I started drawing cars when I was 10 years old, and I remember how frustrating it was to not be able to draw cars exactly like I saw in the magazines. Being so young and having dreams crushed so easily doesn’t do much for building confidence and self esteem, but it did teach me a thing or two about hard work and determination.
All I knew is that I wanted to learn how to draw cars. Period. I was completely obsessed with it, thanks in large part to the automotive artwork of Duane Kuchar that I saw each month in the pages of Motor Trend magazine. He was a god to me – I greatly admired his artistic style and technique, which was very precise and clean while still being loose enough to be classified as art.

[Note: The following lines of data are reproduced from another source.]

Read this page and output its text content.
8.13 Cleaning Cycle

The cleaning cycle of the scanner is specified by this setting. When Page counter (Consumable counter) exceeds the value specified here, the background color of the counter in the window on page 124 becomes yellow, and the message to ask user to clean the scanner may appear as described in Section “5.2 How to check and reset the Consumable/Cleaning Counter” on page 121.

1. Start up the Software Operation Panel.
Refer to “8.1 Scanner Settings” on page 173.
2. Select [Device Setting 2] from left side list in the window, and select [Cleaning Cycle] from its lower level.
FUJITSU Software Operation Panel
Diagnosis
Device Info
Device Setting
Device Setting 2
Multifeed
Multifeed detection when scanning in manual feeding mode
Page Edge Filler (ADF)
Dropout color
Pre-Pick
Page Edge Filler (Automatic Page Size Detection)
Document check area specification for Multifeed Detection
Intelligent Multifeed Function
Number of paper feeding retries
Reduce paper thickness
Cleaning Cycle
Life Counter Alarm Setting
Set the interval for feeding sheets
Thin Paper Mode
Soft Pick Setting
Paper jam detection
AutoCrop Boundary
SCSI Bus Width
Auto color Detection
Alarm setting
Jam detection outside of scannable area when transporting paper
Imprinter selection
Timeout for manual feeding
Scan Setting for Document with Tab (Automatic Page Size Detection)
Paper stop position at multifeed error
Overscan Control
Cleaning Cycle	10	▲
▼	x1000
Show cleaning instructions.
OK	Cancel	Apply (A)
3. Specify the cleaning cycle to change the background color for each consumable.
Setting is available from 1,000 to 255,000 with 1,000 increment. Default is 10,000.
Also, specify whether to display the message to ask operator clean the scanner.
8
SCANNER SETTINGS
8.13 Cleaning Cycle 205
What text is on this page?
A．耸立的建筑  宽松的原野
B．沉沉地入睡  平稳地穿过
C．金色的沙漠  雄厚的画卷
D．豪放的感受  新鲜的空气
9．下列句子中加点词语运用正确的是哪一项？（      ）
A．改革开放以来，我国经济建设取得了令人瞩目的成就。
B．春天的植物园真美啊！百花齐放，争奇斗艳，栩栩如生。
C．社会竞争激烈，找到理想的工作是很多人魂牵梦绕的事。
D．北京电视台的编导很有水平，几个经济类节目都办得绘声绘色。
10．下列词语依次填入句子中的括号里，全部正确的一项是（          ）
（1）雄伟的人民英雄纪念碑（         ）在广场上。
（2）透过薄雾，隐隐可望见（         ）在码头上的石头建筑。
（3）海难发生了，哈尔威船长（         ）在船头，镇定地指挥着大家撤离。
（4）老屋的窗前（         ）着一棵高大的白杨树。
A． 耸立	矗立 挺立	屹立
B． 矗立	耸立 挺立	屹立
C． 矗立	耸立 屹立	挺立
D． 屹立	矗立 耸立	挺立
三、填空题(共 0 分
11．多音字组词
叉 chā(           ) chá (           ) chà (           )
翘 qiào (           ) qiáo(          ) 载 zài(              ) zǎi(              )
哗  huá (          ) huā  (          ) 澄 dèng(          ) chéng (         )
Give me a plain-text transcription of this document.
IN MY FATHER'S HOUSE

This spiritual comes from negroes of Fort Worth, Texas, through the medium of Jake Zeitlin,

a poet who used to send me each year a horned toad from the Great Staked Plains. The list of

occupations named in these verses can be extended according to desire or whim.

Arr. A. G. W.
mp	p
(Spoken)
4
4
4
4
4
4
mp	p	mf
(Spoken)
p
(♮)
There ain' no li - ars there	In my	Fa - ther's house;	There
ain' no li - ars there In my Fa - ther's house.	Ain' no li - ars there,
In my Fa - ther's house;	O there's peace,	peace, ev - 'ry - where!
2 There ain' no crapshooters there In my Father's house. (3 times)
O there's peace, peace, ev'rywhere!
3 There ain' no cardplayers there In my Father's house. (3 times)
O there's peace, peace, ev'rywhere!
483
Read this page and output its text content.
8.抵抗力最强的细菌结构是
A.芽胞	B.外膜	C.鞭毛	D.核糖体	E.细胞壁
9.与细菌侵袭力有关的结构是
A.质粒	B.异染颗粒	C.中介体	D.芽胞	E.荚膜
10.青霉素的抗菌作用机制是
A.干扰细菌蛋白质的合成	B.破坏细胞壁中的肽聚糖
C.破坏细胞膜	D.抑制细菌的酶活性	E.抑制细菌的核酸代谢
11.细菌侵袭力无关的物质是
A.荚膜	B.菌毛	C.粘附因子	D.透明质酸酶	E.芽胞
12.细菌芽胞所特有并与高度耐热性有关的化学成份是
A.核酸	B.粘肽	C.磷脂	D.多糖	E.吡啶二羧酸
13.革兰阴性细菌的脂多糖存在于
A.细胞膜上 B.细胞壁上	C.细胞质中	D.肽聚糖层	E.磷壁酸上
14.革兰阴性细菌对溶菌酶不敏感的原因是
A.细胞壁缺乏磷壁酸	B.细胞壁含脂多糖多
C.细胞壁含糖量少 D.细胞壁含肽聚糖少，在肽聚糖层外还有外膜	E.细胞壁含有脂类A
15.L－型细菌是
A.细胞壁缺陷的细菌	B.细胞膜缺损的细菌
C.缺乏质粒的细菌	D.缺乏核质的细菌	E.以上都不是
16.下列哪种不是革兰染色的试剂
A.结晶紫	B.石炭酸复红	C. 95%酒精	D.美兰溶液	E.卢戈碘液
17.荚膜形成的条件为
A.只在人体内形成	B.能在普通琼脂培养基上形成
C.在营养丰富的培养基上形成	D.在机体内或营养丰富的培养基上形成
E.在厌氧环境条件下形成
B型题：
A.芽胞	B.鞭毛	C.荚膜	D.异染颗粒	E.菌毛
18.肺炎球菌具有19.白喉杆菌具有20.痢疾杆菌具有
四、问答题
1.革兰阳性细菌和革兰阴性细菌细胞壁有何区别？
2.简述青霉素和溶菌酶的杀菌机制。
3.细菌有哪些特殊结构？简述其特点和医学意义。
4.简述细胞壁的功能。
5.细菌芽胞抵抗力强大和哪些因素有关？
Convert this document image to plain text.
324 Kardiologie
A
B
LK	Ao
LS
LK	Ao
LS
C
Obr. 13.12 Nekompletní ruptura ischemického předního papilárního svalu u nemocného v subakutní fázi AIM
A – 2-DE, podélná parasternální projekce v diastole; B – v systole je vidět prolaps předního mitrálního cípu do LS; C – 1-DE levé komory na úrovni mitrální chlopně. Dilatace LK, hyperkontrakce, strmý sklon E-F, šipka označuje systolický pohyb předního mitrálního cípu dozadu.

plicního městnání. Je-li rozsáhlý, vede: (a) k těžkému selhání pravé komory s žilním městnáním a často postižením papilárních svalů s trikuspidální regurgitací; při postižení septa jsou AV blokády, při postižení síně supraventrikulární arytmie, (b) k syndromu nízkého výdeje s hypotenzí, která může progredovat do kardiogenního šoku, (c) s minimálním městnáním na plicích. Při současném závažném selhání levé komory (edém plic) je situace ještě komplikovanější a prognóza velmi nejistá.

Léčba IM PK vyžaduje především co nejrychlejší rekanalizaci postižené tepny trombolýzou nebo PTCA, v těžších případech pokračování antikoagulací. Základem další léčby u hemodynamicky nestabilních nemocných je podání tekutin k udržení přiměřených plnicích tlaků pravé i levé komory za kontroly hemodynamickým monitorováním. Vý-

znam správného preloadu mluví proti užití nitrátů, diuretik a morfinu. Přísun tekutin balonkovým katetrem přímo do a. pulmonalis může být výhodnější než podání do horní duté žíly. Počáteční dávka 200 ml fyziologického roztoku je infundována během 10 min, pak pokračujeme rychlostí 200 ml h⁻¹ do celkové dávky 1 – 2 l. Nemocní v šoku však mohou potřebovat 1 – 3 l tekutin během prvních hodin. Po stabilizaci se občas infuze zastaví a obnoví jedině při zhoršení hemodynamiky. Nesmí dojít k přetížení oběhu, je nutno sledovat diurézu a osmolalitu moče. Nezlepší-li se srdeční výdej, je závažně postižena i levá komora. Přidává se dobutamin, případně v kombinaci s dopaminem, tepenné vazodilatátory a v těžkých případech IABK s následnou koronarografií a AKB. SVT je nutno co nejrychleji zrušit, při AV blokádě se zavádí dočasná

This was a time that was way before the internet (mid 1980’s), so his artwork was pretty much my sole influence. Even though my car drawing skills were laughable, I started trying to copy his style as best I could. I spent countless hours pouring over his automotive illustrations, learning about reflections and light, perspective, and trying to replicate those elements into my own drawings.
Without realizing it, I was learning like a sponge and developing my artistic skills. I still remember the realization I had two years later when I suddenly realized how much better I was at drawing – not just cars but all things in general. It was an exciting realization, and it gave me even more energy than I had before to keep going and pushing me towards life as a car designer.
The point of all this is that I succeeded by focusing on drawing cars – and not trying to focus on success itself. It’s a philosophy I still follow to this day and it may be perhaps the best piece of advice I can give to anyone who wants to learn how to draw cars. Don’t worry – just draw, and the results will naturally follow.